Arizona’s high offensive production isn’t by accident

The Wildcats sport one of the most lethal lineups in all the Pac-12 and the country. They currently stand in the top-10 in almost every offensive category in the nation. Their offensive prowess is a big reason why they hold a 27-11 record overall and are ranked as high as No. 10 in the nation according to Baseball America and Collegiate Baseball.

This lineup full of professional hitters is spearheaded by their dynamic freshman duo in Jacob Berry and Daniel Susac. Their offensive numbers this season jump off the stat sheet and speak for themselves. Both have combined for 102 hits and are first and second respectively on the team’s runs-batted-in leaderboard for the season.

Coach Johnson knew he had a viable opportunity to land both Berry and Susac during recruiting and has been very impressed with their growth in maturity throughout the season.
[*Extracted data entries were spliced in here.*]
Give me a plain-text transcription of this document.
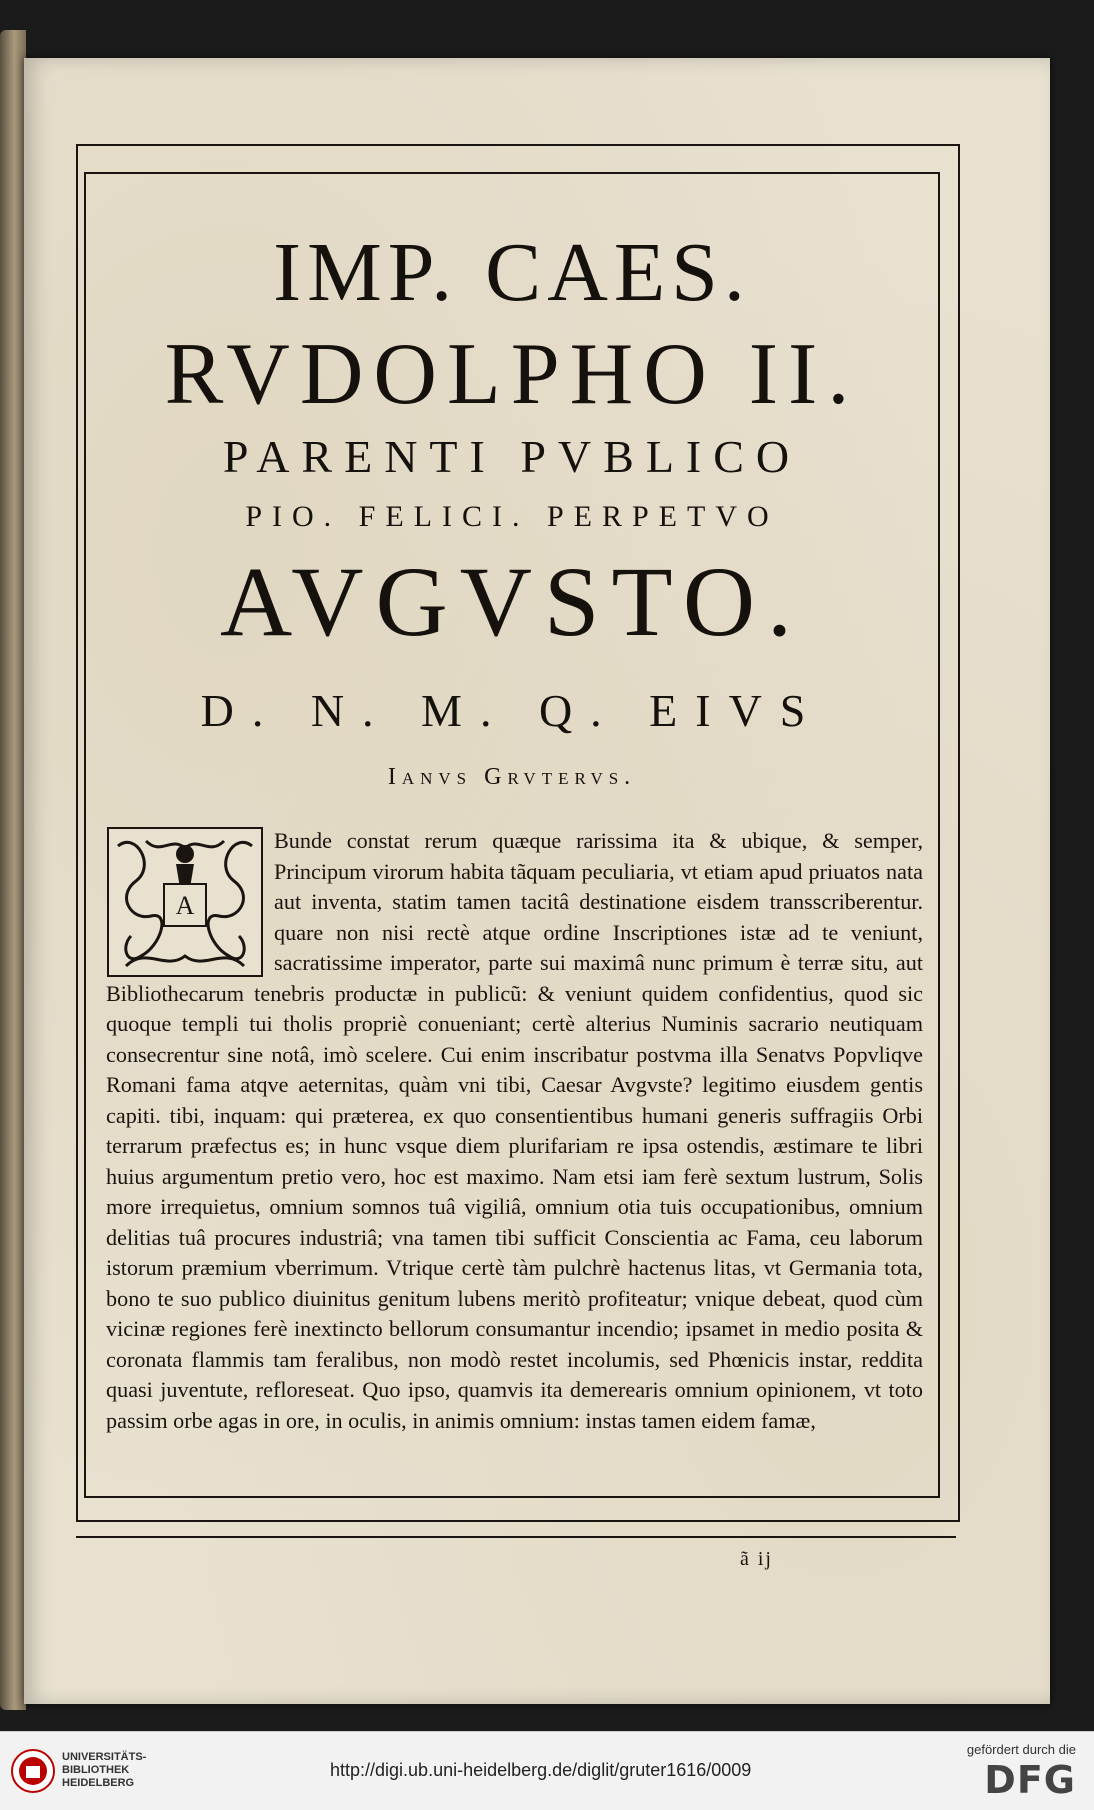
IMP. CAES.
RVDOLPHO II.
PARENTI PVBLICO
PIO. FELICI. PERPETVO
AVGVSTO.
D. N. M. Q. EIVS
Ianvs Grvtervs.
A
Bunde constat rerum quæque rarissima ita & ubique, & semper, Principum virorum habita tãquam peculiaria, vt etiam apud priuatos nata aut inventa, statim tamen tacitâ destinatione eisdem transscriberentur. quare non nisi rectè atque ordine Inscriptiones istæ ad te veniunt, sacratissime imperator, parte sui maximâ nunc primum è terræ situ, aut Bibliothecarum tenebris productæ in publicũ: & veniunt quidem confidentius, quod sic quoque templi tui tholis propriè conueniant; certè alterius Numinis sacrario neutiquam consecrentur sine notâ, imò scelere. Cui enim inscribatur postvma illa Senatvs Popvliqve Romani fama atqve aeternitas, quàm vni tibi, Caesar Avgvste? legitimo eiusdem gentis capiti. tibi, inquam: qui præterea, ex quo consentientibus humani generis suffragiis Orbi terrarum præfectus es; in hunc vsque diem plurifariam re ipsa ostendis, æstimare te libri huius argumentum pretio vero, hoc est maximo. Nam etsi iam ferè sextum lustrum, Solis more irrequietus, omnium somnos tuâ vigiliâ, omnium otia tuis occupationibus, omnium delitias tuâ procures industriâ; vna tamen tibi sufficit Conscientia ac Fama, ceu laborum istorum præmium vberrimum. Vtrique certè tàm pulchrè hactenus litas, vt Germania tota, bono te suo publico diuinitus genitum lubens meritò profiteatur; vnique debeat, quod cùm vicinæ regiones ferè inextincto bellorum consumantur incendio; ipsamet in medio posita & coronata flammis tam feralibus, non modò restet incolumis, sed Phœnicis instar, reddita quasi juventute, refloreseat. Quo ipso, quamvis ita demerearis omnium opinionem, vt toto passim orbe agas in ore, in oculis, in animis omnium: instas tamen eidem famæ,
ã ij
UNIVERSITÄTS-
BIBLIOTHEK
HEIDELBERG
http://digi.ub.uni-heidelberg.de/diglit/gruter1616/0009
gefördert durch die
DFG
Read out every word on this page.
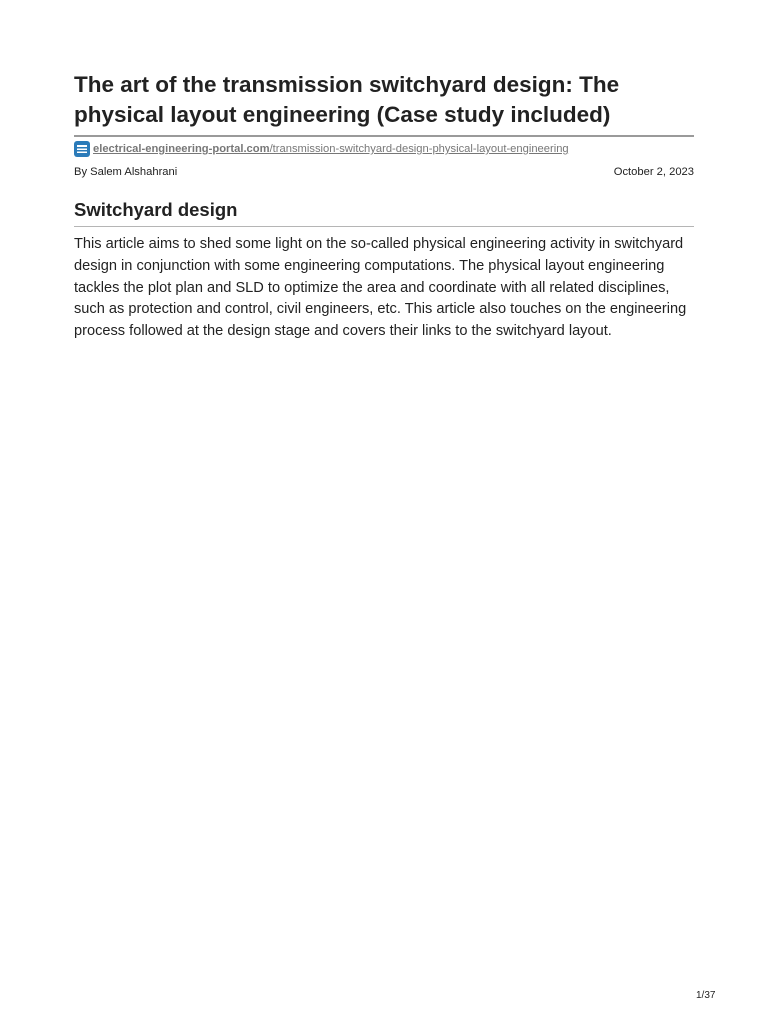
The art of the transmission switchyard design: The physical layout engineering (Case study included)
electrical-engineering-portal.com/transmission-switchyard-design-physical-layout-engineering
By Salem Alshahrani	October 2, 2023
Switchyard design

This article aims to shed some light on the so-called physical engineering activity in switchyard design in conjunction with some engineering computations. The physical layout engineering tackles the plot plan and SLD to optimize the area and coordinate with all related disciplines, such as protection and control, civil engineers, etc. This article also touches on the engineering process followed at the design stage and covers their links to the switchyard layout.

1/37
“We felt like we had a good chance to get them through the draft,” Johnson said. “Both of them turned down opportunities for professional baseball, and you can see why with that special power. I think what’s impressed me the most in [Berry's] regard is his steadiness. He has a maturity about him that exceeds most freshmen. I think you can say, maybe in a different way, [Susac] is the same way. They both come from really strong backgrounds, and their physical talent is easy to see. I think what’s impressed me is that they seem more along the lines of a sophomore, junior or senior in terms of how they carry themselves. There’re really good freshmen all over the Pac-12 and the country with a five-round draft. I think these guys are different cats in terms of their readiness to do this at a high level.”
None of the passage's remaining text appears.